31 July 2022 *Navigate 'up' to the Genesis index: index-genesis.
The firmament in this verse is something solid. One doesn't even need to engage in Hebrew word-study to work this out. It is apparent from the internal logic of the Genesis 1 creation story. The vault (KJV "firmament"), in the biblical story, exists to divide the waters below it from the waters above it. There is an ocean above the sky in this cosmology, and the sky-vault holds it back.
For those who would have the creation of the firmament be simply the creation of the atmosphere, reading this in a creationist manner, there are a couple of problems. First, without an atmosphere, you couldn't have water on the earth anyhow, because it would have already boiled off. Second, the atmosphere clearly doesn't exist to separate the oceans from the water above the atmosphere, whatever that would refer to. Finally, the Flood story, in which the sky-vault fails and the water above comes raining down to return the world to chaos, requires a solid sky-vault.

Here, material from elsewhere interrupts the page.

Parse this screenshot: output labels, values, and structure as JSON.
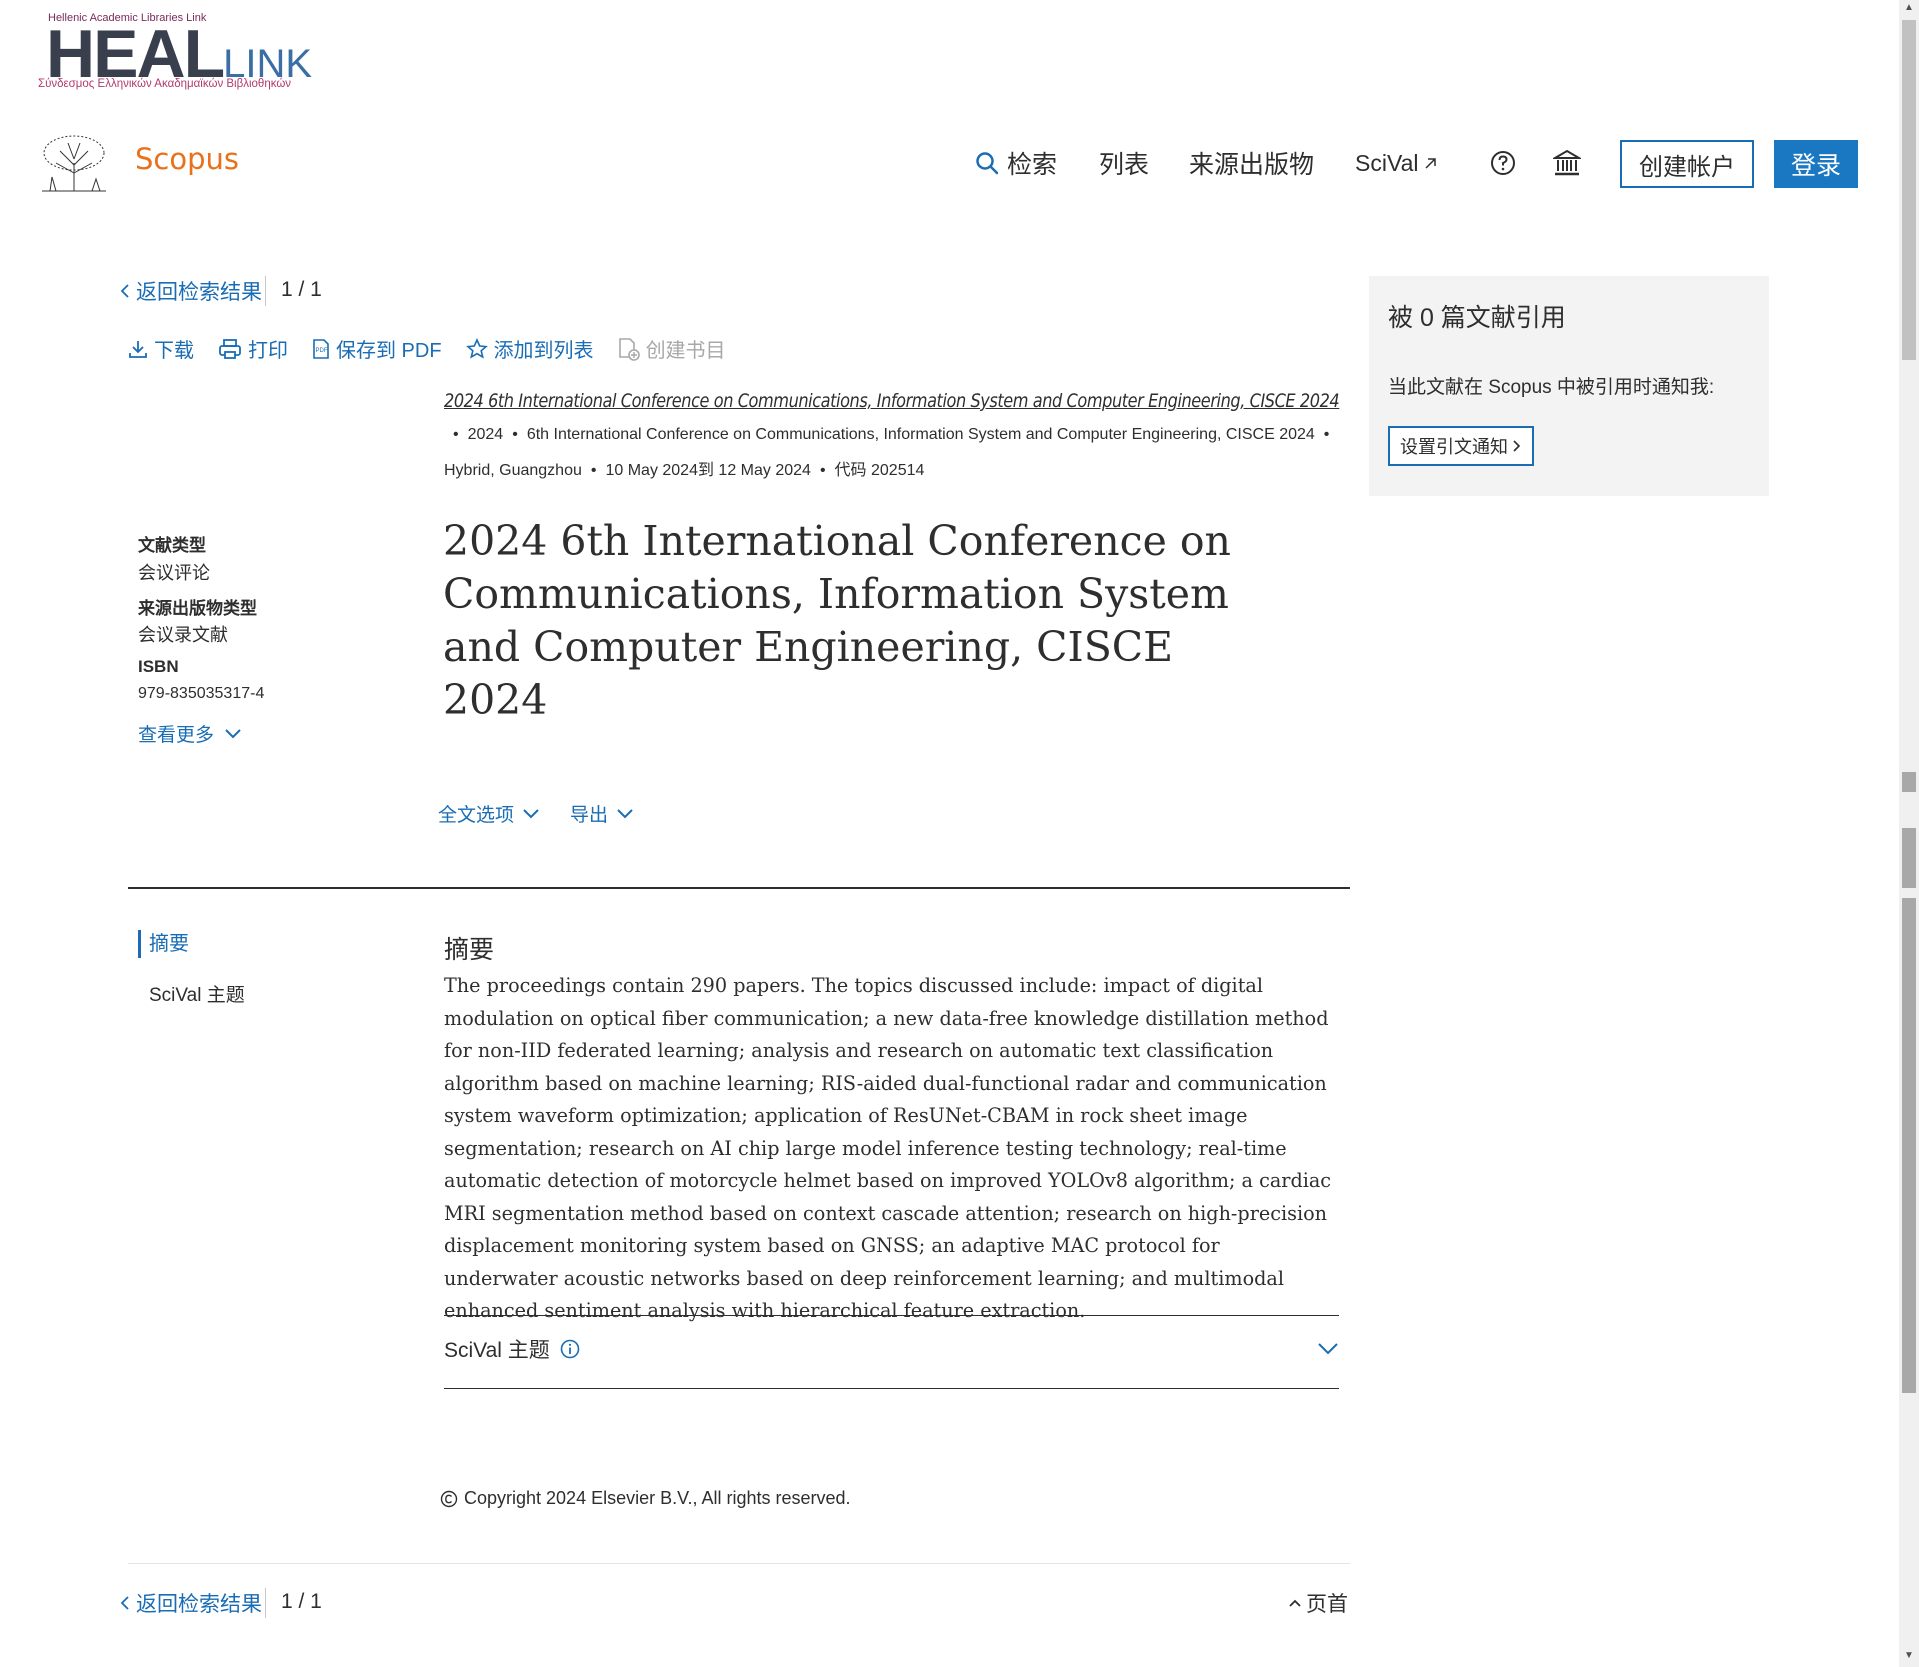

Below is a note from S. R. Driver's commentary on Genesis, a note on 1:6, about the meaning of this term. I have adapted it slightly by doing things like expanding abbreviations to make it more readable. A facsimile of the whole commentary can be found here.
\6. "a firmament". Vulgate firmamentum, from the Septuagint's stereoma, that is, something made solid. The Hebrew is raqiaʿ, something pressed down firm, and so beaten out (the cognate verb means to stamp, Ezekiel 6:11; applied to metals, to beat out (Numbers 16:39; Jeremiah 10:9), figuratively of the earth, Isaiah 42:5, 44:24 [Revised Version spread abroad], Psalm 136:6), i.e. a firm and solid expanse[1] capable of supporting the masses of water confined above. The dome or canopy of heaven, which we, of course, know to be nothing but an optical illusion, was supposed by the Hebrews to be a solid vault (compare Job 37:18, "Canst thou like him beat out the skies, which are strong as a molten mirror?" and Proverbs 8:28a), supported far off by pillars resting upon the earth (Job 26:11; Amos 9:6; compare 2 Samuel 22:8)[2] : above this vault there were vast reservoirs of water, which came down, in time of rain, through opened sluices (v. 7, 7:11; Psalm 104:3 "who layeth the beams of his upper-chambers in the waters"; 13 "who watereth the mountains from his upper-chambers"; Amos 9:6 "who buildeth his upper-chambers in the heaven, and hath founded his vault upon the earth"); and above these waters Jehovah sat enthroned. The present verse shews how this was supposed to have been brought about. By the Divine word, a solid "firmament" was created, which separated the huge mass of primitive waters enveloping the earth into two parts, one being above the firmament, and the other below it.